The extremely high technology process reached by silicon manufacturing (smaller than 32nm) has led to production of computational platforms and SoC, featuring a considerable amount of resources. Whereas from one side such multi- and many-core platforms show growing performance capabilities, from the other side they are more and more affected by power, thermal, and reliability issues. Moreover, the increased computational capabilities allows congested usage scenarios with workloads subject to mixed and time-varying requirements. Effective usage of the resources should take into account both the application requirements and resources availability, with an arbiter, namely a resource manager in charge to solve the resource contention among demanding applications. Current operating systems (OS) have only a limited knowledge about application-specific behaviors and their time-varying requirements. Dedicated system interfaces to collect such inputs and forward them to the OS (e.g., its scheduler) are thus an interesting research area that aims at integrating the OS with an ad hoc resource manager.
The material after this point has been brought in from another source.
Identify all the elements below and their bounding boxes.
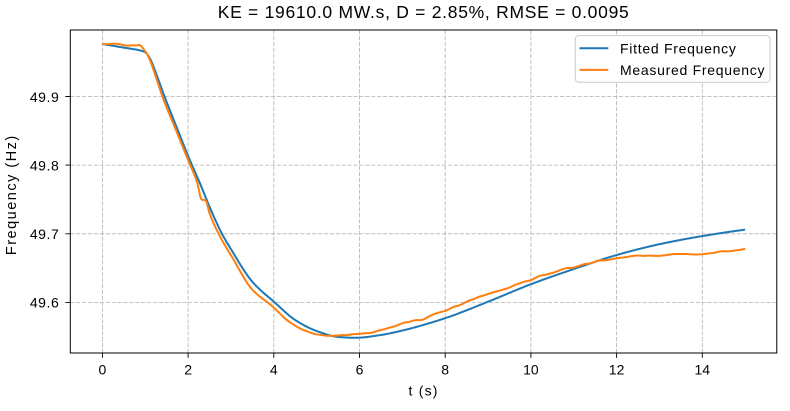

Such a component can exploit efficient low-level OS interfaces and mechanisms to extend its capabilities of controlling tasks and system resources. Because of the specific tasks and timings of a resource manager, this component can be easily and effectively developed as a user-space extension lying in between the OS and the controlled application. This article, which focuses on multicore Linux systems, shows a portable solution to enforce runtime resource management decisions based on the standard control groups framework. A burst and a mixed workload analysis, performed on a multicore-based NUMA platform, have reported some promising results both in terms of performance and power saving.